Recently during one of our projects there was a need to perform a search on a content item based on a “Keywords” field. This field was of type single line text and it had contained a list of keywords separated by commas. The keywords could be a single word or a phrase. The search query had to match exactly with one of the keywords for the content item to be retuned in the search results. For example, consider the following field which contains the following keywords:
- apple
- orange
- banana pineapple
So, the content item should be returned as a result only if the search query contains “apple”, “orange” and “banana pineapple”
The first approach we looked at while trying to solve the problem was to use the “.Contains()” Linq property in the query
.Where(x => x.Keywords.Contains(searchQuery))
This approach did not work if the search query contained terms such as “range” or “nana”, as match would be made to the field and the content item would be added to the list of search results and this is not what is required.
The next approach that came to mind was to use the “.Equals()” property so that words would be matched exactly. So “nana” and “range” would no longer result in a hit. However, this had the problem that hits were made when the search query contained words such as “banana” or “pineapple” or “apple orange”. This is because Lucene tokenizes each word in the field regardless of the commas. So, banana and pineapple would be tokenized as two separate words and a hit would be made in the index if search query contains either of the two words.

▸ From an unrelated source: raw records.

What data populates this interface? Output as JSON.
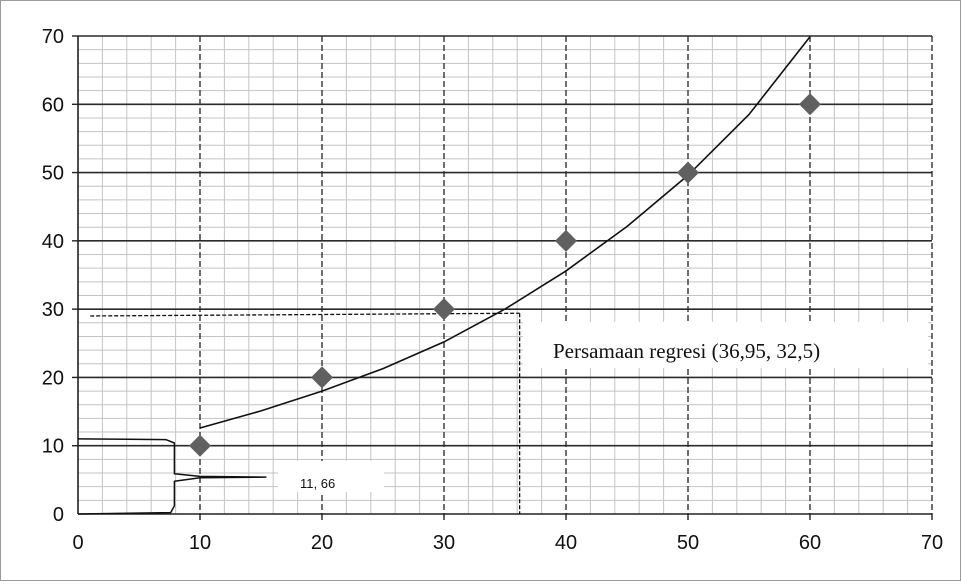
{
  "chart_data": {
    "type": "scatter",
    "title": "",
    "xlabel": "",
    "ylabel": "",
    "xlim": [
      0,
      70
    ],
    "ylim": [
      0,
      70
    ],
    "x_ticks": [
      "0",
      "10",
      "20",
      "30",
      "40",
      "50",
      "60",
      "70"
    ],
    "y_ticks": [
      "0",
      "10",
      "20",
      "30",
      "40",
      "50",
      "60",
      "70"
    ],
    "grid": true,
    "minor_grid": true,
    "series": [
      {
        "kind": "scatter",
        "marker": "diamond",
        "color": "#606060",
        "x": [
          10,
          20,
          30,
          40,
          50,
          60
        ],
        "y": [
          10,
          20,
          30,
          40,
          50,
          60
        ]
      },
      {
        "kind": "line",
        "color": "#111111",
        "x": [
          10,
          15,
          20,
          25,
          30,
          35,
          40,
          45,
          50,
          55,
          60
        ],
        "y": [
          12.6,
          15.1,
          18.0,
          21.3,
          25.2,
          30.0,
          35.6,
          42.1,
          49.6,
          58.5,
          69.9
        ]
      }
    ],
    "reference_lines": {
      "color": "#111111",
      "horizontal": {
        "y_start": 29,
        "y_end": 29.4,
        "x_from": 1,
        "x_to": 36.2
      },
      "vertical": {
        "x": 36.2,
        "y_from": 0,
        "y_to": 29.4
      }
    },
    "annotations": [
      {
        "text": "Persamaan regresi (36,95, 32,5)"
      },
      {
        "text": "11, 66"
      }
    ]
  }
}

Similarly, when the user types “apple orange” finds a match because it does not consider the comma in between.
Since the two approaches did not work we built a custom index that wouldn’t tokenize the words but would store each keyword as a single term. The custom index would also store the keywords as a list of strings so only exact matches in search query to one of the strings in the list would result in a hit.
For the implementation of the custom index the following changes will have to be made in the solution
First, add the new index field in your configuration and mention the location within your project where the index computation will be handled.
<fields hint="raw:AddComputedIndexField">
<field fieldName="_searchkeywords">YourProject.Custom.Index.ComputedFields.ExactKeywordsField, YourProject</field>
</fields>
The index also needs to be specified in the fieldMap where you can specify the properties of the index such as type=”UNTOKENIZED”, StorageType, data type and so on
<fieldMap type="Sitecore.ContentSearch.FieldMap, Sitecore.ContentSearch">
<field fieldName="_searchkeywords" storageType="YES" indexType="UNTOKENIZED" vectorType="NO" boost="1f" type="System.String" settingType="Sitecore.ContentSearch.LuceneProvider.LuceneSearchFieldConfiguration, Sitecore.ContentSearch.LuceneProvider">
<Analyzer type="Sitecore.ContentSearch.LuceneProvider.Analyzers.LowerCaseKeywordAnalyzer, Sitecore.ContentSearch.LuceneProvider" />
</field>
</fieldNames>
</fieldMap>
The new index is computed by splitting the field by commas and converting it to a list of strings:
return item.Fields["Keywords"].ToString().Split(',').ToList().Select(x => x.Trim().ToLower());
Upon rebuilding the index, we notice the index now stores the keywords as 3 separate entries as shown below:
Once we see that the keywords are stored as separate entries, we can modify the Linq query by using .Equals() property to get an exact match on one of the search keywords.
.Where(x => x.ExactKeywords.Equals(search.ToLower()))
Now if a user searches for one of the three keywords, he should get an exact match on the content item.